Die Glocke gab das Zeichen zum ersten Frühstück, heute, am Tage des letzten Zusammenseins für mehrere der Schiffsgenossen, war die Tafelrunde fast vollzählig versammelt. Neben Doktor Heinz Wilbrandt saß ein englischer Ingenieur, Robert Harlington, der seit Jahren in China lebte und eine große englische Maschinenfabrik vertrat.

»Jetzt haben Sie Ihr Ziel bald erreicht«, sagte der Ingenieur, als Doktor Wilbrandt neben ihm Platz nahm. »Gedenken Sie zu Schiff bis Tientsin zu fahren?«

»Ich weiß es noch nicht«, antwortete der junge Arzt. »Offen gestanden habe ich eine rechte Sehnsucht, wieder mal festen Boden unter den Füßen zu spüren. Ich habe vor, von Tongku aus die Eisenbahn zu benützen.«

»Und ich sage Ihnen, Sie werden es bereuen. Nichts Öderes gibt es als diese Eisenbahnfahrt. Die ganze Strecke führt über brackigen Boden. Sie sehen ringsum eine tote, stumpfe Ebene. Nichts als Sand und Sumpf, hier und da eine Pfütze mit gelbbraunem Wasser. Und nichts wächst in dieser Wüste als mageres Gestrüpp und graufarbiges dürftiges Gras. Zahllose verstreute Grabhügel sind auch nicht geeignet, den Anblick der Landschaft erfreulicher zu machen.«

»Aber die Fahrt den Peiho hinauf wird ein gutes Stück weiter sein.«

»Dafür aber wesentlich interessanter. Wohl macht der Fluß zwischen Taku und Tientsin große Krümmungen, aber Sie sehen allenthalben an den Ufern eine fruchtbare Landschaft mit üppigem Grün und zahlreichen Dörfern. Ich würde Ihnen raten, unter allen Umständen den Wasserweg zu wählen.«

»Gut, ich folge Ihrem Rat und danke Ihnen dafür.«

Gerade betrat der erste Offizier den Frühstücksraum.

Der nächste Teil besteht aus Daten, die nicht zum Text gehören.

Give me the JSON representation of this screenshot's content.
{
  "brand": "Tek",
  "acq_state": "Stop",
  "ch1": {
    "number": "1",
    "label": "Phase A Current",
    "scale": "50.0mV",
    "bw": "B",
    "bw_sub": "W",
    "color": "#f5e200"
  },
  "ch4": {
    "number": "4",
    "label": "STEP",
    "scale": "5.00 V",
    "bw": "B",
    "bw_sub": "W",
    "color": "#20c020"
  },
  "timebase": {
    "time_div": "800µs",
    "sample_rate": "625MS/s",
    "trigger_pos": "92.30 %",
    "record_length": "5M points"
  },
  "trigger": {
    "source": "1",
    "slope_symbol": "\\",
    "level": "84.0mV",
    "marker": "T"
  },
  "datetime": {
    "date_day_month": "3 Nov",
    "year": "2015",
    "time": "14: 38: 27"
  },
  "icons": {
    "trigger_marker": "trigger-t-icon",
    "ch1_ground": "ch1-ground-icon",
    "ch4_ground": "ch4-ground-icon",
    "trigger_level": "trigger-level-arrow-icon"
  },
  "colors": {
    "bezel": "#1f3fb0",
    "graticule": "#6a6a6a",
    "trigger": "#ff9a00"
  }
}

»Meine Herrschaften, eben ist die Küste von China in Sicht gekommen. Noch eine Viertelstunde und Sie können die Befestigungen von Taku erkennen.«

Alle drängten auf Deck. Die Sonne war inzwischen schon hochgestiegen und es war bereits sehr warm. Der goldrote Schein war von den Wassern verschwunden, dafür aber schimmerte nun das Meer in wunderbar durchsichtigem Grünblau. Dort aber, wohin sich jetzt aller Blicke richteten, am westlichen Horizont, gewahrte man einen breiten Streifen Land, von der Sonne mit Purpurfarbe übergossen. Der wuchs und erhob sich höher und höher vor den Augen der Landhungrigen aus dem Wellenspiel des Meeres empor.